Мы собирались поехать в Вену. Но, выйдя как-то утром из гостиницы, увидели на улицах скопление людей, они расхватывали газеты с огромными заголовками, на которых мы различили имя Дольфуса и слово, начинавшееся на М, смысл которого мы угадали. Прохожий, говоривший по-немецки, сообщил Сартру: только что был убит Дольфус. Сегодня мне кажется, что это была еще одна причина, чтобы поспешить в Вену. Но мы настолько были пропитаны оптимизмом того времени, что истиной мира нам казался только мир; Вена в трауре, лишенная своего изящного очарования, уже не будет Веной. Как настоящая шизофреничка, я долго колебалась, не желая менять наших планов, но Сартр категорически отказался ехать скучать в город, обезображенный нелепой драмой. Нам не хотелось думать, что покушение на Дольфуса, напротив, показывало истинное лицо Австрии, Европы. Или, возможно, Сартр подозревал это и не желал признавать зловещую реальность, от которой за девять месяцев в Германии ему не удалось уклониться: в Центральной Европе распространялся фашизм, что бы там ни говорили коммунисты, это не было минутной вспышкой.

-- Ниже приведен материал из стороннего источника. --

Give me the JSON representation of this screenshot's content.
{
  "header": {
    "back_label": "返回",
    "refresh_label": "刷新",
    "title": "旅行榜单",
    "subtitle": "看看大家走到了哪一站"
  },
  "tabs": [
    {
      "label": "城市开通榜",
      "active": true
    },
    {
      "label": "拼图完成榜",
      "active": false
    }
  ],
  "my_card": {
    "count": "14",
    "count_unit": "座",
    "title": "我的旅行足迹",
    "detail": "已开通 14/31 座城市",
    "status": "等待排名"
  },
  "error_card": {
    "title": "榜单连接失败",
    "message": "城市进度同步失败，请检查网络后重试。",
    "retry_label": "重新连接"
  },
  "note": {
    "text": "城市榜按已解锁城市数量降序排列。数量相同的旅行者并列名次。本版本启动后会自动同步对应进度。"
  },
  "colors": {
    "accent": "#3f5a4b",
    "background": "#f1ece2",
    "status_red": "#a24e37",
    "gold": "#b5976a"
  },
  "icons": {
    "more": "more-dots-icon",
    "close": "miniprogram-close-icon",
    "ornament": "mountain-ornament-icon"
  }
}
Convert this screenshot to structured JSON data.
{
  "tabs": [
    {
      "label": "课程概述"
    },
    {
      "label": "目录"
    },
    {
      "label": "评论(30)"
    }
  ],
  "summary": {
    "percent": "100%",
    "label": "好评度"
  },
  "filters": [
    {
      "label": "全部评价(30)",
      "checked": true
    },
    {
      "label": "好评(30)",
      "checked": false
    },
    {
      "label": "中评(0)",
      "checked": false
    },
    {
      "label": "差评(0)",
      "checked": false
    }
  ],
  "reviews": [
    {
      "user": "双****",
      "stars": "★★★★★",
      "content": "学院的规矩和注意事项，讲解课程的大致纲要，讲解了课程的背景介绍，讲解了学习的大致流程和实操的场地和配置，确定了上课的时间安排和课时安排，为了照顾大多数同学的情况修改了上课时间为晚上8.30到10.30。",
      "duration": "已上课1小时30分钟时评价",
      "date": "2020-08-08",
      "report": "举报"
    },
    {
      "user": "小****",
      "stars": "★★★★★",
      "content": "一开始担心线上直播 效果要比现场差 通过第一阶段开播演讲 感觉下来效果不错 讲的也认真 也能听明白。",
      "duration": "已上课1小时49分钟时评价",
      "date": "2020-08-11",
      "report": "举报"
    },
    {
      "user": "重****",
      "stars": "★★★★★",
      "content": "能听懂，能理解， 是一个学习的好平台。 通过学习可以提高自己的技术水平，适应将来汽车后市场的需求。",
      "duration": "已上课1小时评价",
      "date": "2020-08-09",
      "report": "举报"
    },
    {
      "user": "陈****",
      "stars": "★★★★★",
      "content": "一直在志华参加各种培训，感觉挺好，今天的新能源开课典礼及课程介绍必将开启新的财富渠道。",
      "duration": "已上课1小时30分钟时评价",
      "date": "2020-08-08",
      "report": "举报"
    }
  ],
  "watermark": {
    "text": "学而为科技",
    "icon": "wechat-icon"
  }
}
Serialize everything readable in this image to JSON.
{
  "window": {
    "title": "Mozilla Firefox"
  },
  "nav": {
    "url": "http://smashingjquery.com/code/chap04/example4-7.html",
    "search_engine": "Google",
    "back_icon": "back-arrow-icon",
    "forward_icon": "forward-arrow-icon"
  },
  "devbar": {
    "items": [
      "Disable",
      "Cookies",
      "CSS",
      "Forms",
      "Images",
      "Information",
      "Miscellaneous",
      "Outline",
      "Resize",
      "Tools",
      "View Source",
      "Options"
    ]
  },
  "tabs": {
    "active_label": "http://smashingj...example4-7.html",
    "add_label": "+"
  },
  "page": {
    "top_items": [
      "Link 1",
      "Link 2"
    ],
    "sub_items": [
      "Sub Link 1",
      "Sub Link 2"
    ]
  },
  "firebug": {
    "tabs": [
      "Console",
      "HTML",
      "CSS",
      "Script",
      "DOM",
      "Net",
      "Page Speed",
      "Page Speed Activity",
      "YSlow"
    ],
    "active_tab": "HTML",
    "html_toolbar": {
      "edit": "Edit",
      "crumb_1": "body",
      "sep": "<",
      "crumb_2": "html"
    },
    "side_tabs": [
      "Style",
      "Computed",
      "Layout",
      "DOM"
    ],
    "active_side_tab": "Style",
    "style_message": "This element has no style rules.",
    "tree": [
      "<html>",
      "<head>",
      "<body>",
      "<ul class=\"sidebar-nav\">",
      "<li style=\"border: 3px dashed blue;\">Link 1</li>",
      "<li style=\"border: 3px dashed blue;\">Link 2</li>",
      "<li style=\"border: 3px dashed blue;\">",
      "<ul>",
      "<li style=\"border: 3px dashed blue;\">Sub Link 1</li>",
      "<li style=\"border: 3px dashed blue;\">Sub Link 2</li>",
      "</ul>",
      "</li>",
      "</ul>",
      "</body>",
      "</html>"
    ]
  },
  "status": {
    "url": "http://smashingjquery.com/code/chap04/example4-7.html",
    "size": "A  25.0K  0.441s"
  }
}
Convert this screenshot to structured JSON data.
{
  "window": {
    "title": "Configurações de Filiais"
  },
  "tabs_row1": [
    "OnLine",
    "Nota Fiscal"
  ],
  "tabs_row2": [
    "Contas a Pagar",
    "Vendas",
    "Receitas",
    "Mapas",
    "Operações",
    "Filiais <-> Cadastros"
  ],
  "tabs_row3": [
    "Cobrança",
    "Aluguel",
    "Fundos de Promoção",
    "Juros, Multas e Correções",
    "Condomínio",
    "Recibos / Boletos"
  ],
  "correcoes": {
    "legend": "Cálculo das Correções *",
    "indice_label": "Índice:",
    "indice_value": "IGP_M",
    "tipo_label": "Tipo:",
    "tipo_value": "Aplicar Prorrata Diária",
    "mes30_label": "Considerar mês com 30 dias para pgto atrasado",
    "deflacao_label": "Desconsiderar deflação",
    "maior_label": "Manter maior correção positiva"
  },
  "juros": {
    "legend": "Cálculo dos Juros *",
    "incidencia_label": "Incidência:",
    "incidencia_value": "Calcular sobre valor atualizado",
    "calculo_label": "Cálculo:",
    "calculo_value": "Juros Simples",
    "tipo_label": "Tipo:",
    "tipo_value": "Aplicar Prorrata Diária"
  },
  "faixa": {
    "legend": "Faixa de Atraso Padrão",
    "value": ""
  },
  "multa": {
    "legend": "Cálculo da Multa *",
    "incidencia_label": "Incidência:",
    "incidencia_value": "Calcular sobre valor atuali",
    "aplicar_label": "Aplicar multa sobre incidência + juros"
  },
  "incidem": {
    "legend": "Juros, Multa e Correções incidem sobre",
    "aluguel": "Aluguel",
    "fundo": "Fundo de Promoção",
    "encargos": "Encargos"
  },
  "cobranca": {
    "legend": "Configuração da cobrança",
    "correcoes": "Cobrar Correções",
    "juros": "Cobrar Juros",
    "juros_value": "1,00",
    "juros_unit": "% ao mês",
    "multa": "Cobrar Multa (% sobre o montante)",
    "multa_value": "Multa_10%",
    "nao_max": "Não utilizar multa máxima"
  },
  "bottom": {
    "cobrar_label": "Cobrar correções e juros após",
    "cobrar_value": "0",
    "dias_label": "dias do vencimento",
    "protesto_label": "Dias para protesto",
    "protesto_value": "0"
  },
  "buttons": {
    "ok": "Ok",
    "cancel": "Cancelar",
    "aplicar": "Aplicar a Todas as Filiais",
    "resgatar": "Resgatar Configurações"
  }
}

Во всяком случае, мы повернулись спиной к трагедии и отправились в Мюнхен. Мы видели коллекции картин Пинакотеки и еще более чудовищные рестораны, чем берлинский «Фатерлянд». Впечатление от Баварии мне немного подпортили ее жители; я с трудом выносила громадных баварцев, которые показывали свои волосатые ляжки, поедая сосиски. Мы многого ожидали от живописного Нюрнберга; но в окнах еще развевались тысячи знамен со свастикой, а картины, которые мы видели в кинохронике, навязывались с невыносимой надменностью: гигантский парад, вытянутые руки, застывший взгляд, весь народ в трансе; мы с облегчением покинули город. Зато над Ротенбургом века пронеслись, не повредив его; там можно гулять по средневековью, начищенному до блеска, но восхитительному. Я не знала ни одного озера, равного по совершенству Кёнгзее. По извилистой железной дороге мы поднялись на вершину Цугшпитце более чем на три тысячи метров. Прогуливаясь, мы обдумывали одну щекотливую проблему. Не знаю, как мы вышли из ситуации, когда прибыли в Чехословакию, но чтобы добраться до Инсбрука, нам снова предстояло пересечь границу, а вывозить марки запрещалось; мы обменяли их на одну крупную купюру и хотели ее спрятать: но где? В конце концов Сартр положил ее на дно спичечной коробки. На следующий день таможенник перелистал наши книги, перерыл наши несессеры, но не обратил внимания на спички, которые Сартр вынул из кармана и положил посреди кучи других предметов.
Даже в Австрии дышаться нам стало легче, чем в Германии. Инсбрук нам понравился, а еще больше Зальцбург, его дома XVIII века со множеством окон без ставень, изящные значки, раскачивающиеся на фасадах: медведи, лебеди, орлы, лани, изготовленные из прекрасной, потемневшей от времени меди. В маленьком театре прелестные куклы разыгрывали «Похищение из сераля» Моцарта. После поездки на автобусе в Зальцкаммергут мы вернулись в Мюнхен.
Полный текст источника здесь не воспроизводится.